Still, as an ad on a passing bus told me, “We ALL have AIDS!!”, so I shall scrape together some content from local media.
BlogTO has some photos of the opening ceremony and this is pretty much identical to the kind of coverage the event gets all over the news here. Everyone is really excited about all the celebrities that are in town, and really annoyed by the lack of the PM at the event. But it all seems like nothing more than a huge party and a big ego boost for all kinds of celebrities to show the world how much they care.
The Toronto Star recognized this too, and published scientists’ opinions about the conference. It’s a MUST READ article, with the opinion of one of the HIV pioneers:
Every major advance in the field of HIV, [Gallo] says, has been a result of basic laboratory science, yet scientists feel like “fish out of water” at the conferences.
“What I worry about at this meeting is that there is a certain degradation of science (by) the circus quality and the lack of importance of that which is the only way the problem is going to be solved.”
After reviewing the abstracts for the conference, “I have to admit the quality left something to be desired,” he says.

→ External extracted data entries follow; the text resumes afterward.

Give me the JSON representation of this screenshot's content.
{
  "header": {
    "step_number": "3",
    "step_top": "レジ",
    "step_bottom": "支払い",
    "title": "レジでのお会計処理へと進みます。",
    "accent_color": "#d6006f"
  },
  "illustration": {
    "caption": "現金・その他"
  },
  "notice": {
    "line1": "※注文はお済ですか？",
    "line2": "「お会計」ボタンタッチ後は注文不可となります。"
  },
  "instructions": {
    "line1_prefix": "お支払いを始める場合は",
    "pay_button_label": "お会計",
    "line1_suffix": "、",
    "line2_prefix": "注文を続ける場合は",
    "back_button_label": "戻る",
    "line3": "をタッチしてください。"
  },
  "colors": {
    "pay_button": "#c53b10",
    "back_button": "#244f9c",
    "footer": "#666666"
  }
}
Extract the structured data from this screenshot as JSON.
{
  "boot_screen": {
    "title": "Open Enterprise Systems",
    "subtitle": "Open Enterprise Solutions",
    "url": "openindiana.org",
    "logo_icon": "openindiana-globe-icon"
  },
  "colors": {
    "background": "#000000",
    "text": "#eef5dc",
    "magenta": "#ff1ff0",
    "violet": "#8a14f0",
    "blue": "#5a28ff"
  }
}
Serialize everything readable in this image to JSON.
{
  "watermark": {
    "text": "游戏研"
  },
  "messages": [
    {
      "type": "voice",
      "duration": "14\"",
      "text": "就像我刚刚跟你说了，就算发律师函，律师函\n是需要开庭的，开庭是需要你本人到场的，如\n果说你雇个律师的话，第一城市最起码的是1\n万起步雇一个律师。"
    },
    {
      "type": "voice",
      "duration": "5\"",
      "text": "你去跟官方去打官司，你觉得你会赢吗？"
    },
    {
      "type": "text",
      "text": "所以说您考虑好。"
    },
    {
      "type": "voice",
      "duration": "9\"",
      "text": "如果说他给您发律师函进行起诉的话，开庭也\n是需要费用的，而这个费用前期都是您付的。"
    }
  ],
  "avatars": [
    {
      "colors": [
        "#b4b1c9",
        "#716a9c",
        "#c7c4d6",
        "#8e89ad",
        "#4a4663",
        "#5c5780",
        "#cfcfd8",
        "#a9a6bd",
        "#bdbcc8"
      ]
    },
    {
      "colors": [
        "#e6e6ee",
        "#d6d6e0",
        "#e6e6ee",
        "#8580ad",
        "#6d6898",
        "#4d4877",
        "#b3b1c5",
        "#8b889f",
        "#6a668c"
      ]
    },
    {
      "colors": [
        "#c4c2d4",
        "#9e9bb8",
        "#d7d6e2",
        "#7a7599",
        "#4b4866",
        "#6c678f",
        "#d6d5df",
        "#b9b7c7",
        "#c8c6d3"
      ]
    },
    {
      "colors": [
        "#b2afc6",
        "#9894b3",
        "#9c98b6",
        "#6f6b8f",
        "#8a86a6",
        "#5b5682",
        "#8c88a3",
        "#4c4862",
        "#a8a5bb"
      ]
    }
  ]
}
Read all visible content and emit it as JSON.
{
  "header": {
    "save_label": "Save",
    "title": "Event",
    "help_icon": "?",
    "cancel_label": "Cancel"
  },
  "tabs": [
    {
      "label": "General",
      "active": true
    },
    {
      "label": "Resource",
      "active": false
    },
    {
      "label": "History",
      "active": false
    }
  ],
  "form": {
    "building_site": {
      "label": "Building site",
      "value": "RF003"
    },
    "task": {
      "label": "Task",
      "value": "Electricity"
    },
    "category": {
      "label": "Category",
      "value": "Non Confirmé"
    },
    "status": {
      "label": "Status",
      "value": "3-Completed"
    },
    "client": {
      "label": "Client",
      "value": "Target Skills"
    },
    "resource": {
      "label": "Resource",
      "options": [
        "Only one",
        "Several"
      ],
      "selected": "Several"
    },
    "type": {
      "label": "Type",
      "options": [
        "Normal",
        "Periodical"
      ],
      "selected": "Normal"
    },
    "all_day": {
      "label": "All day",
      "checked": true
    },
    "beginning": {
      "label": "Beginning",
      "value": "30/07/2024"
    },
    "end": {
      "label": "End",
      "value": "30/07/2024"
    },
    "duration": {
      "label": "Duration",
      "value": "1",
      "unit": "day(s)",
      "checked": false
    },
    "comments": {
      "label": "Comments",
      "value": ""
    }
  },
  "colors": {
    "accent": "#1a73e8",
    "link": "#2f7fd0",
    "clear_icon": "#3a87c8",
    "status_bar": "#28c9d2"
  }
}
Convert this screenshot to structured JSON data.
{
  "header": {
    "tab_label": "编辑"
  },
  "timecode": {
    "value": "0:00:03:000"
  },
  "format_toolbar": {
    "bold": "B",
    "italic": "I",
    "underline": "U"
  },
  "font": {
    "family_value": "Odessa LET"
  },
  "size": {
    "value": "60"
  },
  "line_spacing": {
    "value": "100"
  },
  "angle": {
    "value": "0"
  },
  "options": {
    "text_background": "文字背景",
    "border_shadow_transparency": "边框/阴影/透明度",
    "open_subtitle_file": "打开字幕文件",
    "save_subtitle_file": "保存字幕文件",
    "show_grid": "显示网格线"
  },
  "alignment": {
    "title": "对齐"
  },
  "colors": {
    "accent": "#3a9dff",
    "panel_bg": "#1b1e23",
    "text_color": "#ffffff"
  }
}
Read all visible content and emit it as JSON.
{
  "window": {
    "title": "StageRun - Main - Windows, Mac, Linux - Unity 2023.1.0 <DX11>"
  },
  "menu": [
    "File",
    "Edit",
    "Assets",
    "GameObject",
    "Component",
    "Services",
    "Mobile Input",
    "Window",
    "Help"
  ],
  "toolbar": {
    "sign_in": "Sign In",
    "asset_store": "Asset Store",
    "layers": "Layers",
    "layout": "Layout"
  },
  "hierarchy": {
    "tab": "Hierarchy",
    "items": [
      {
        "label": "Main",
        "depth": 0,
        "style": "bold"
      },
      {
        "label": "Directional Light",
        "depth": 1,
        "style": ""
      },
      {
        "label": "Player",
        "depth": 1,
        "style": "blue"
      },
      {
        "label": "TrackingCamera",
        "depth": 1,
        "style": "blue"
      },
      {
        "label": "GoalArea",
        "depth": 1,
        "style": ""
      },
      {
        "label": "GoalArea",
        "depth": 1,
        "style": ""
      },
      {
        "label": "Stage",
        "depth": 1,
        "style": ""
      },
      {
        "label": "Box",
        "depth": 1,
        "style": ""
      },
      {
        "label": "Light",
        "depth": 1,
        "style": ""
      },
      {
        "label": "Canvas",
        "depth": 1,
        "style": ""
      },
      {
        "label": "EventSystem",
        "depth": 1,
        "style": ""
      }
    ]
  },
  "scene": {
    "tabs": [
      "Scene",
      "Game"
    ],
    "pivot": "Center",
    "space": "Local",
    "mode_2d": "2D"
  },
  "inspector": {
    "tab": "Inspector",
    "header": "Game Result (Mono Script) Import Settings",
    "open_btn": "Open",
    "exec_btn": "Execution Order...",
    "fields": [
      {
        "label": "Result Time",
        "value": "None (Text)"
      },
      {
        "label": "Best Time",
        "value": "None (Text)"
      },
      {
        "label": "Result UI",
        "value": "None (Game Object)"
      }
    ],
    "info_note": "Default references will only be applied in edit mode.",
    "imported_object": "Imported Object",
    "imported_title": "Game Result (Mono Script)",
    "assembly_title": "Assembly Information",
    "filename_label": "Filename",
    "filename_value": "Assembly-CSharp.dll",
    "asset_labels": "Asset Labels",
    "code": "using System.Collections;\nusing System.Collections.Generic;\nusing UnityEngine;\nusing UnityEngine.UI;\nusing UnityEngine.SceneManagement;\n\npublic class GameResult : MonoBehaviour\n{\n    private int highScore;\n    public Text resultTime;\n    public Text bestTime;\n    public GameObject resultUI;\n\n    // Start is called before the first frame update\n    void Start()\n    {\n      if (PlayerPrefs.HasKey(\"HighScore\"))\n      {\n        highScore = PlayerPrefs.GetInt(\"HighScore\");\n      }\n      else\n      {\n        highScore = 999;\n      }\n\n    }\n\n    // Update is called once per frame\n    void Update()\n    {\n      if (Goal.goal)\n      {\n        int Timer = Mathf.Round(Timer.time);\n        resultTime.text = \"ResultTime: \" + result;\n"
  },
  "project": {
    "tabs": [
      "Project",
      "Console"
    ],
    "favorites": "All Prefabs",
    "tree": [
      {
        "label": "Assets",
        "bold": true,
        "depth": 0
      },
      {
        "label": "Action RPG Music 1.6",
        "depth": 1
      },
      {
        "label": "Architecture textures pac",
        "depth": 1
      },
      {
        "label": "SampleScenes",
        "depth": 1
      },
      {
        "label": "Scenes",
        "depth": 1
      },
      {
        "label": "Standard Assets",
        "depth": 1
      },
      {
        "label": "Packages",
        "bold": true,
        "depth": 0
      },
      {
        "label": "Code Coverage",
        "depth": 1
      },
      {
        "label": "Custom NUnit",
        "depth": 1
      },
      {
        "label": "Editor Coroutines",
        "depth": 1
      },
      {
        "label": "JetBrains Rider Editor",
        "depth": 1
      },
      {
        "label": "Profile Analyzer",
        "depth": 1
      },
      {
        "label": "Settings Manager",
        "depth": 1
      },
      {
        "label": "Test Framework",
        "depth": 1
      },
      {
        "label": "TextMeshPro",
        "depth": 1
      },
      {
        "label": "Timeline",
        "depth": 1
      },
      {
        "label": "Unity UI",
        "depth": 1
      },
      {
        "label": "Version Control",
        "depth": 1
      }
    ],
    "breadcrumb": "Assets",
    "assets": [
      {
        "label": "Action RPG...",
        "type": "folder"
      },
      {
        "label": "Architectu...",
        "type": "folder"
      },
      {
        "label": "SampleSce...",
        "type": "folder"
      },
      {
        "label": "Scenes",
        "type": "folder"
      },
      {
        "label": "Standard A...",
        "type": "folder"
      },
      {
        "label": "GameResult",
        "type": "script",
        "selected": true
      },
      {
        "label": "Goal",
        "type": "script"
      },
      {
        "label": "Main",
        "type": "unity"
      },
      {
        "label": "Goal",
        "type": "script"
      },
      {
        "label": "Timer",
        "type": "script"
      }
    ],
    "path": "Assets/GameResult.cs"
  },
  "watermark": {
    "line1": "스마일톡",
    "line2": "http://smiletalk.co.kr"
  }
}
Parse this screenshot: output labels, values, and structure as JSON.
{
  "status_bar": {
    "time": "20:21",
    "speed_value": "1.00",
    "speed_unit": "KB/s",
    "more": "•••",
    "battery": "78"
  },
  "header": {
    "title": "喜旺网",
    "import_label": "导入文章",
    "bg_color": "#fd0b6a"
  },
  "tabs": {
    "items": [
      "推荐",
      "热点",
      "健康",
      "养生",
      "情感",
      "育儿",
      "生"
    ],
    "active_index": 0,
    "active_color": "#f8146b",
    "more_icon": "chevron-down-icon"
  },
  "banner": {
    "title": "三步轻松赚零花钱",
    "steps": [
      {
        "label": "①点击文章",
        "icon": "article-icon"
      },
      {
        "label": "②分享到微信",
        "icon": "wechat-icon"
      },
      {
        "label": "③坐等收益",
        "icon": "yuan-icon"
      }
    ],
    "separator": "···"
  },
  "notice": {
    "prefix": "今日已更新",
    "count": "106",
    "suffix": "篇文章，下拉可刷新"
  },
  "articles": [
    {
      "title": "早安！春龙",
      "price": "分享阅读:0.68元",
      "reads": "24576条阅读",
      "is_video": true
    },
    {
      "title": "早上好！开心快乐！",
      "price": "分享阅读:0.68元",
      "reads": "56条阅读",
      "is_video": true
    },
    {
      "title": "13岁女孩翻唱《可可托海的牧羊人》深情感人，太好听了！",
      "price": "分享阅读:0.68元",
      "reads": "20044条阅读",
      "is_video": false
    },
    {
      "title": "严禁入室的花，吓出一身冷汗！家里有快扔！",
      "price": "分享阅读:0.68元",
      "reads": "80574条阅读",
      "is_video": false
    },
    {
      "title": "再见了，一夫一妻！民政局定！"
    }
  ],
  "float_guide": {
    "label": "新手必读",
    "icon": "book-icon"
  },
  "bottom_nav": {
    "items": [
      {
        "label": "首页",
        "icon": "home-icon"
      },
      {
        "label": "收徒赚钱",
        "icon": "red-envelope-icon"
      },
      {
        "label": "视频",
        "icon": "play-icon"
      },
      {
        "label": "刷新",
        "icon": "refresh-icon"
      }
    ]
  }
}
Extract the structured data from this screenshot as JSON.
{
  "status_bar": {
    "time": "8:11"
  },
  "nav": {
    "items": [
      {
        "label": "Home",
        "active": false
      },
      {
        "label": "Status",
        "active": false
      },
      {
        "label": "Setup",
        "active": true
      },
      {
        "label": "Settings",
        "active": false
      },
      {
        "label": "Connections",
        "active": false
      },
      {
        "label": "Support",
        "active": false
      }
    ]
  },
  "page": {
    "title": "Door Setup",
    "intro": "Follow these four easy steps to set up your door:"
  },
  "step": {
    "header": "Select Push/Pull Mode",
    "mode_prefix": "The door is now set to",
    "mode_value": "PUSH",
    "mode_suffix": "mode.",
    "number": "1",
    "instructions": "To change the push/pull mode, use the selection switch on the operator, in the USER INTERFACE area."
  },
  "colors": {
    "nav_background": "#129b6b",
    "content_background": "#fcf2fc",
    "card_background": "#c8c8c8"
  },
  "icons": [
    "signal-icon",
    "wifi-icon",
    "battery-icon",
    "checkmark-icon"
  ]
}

Of course, the level of the scientific part of the conference will never be high if top scientists refuse to attend. On one hand it’s a crazy circus, but on the other hand this is the kind of thing that attracts attention, and in the long run funding for their research. It’s up to the scientific community to give conferences like this a more research-focused twist.
Sure, this is a hyped-up celeb-fest, but it’s there, it’s entirely about AIDS, and it does have a research component. Regular scientific conferences may be more fitting to researchers in terms of exchanging information and making contacts within the scientific community, but this would have been an ideal chance to not be the typical ivory tower scientists and mingle with people passionate about the end goal of their research (finding a cure for AIDS) while still being able to write it off as regular conference attendance.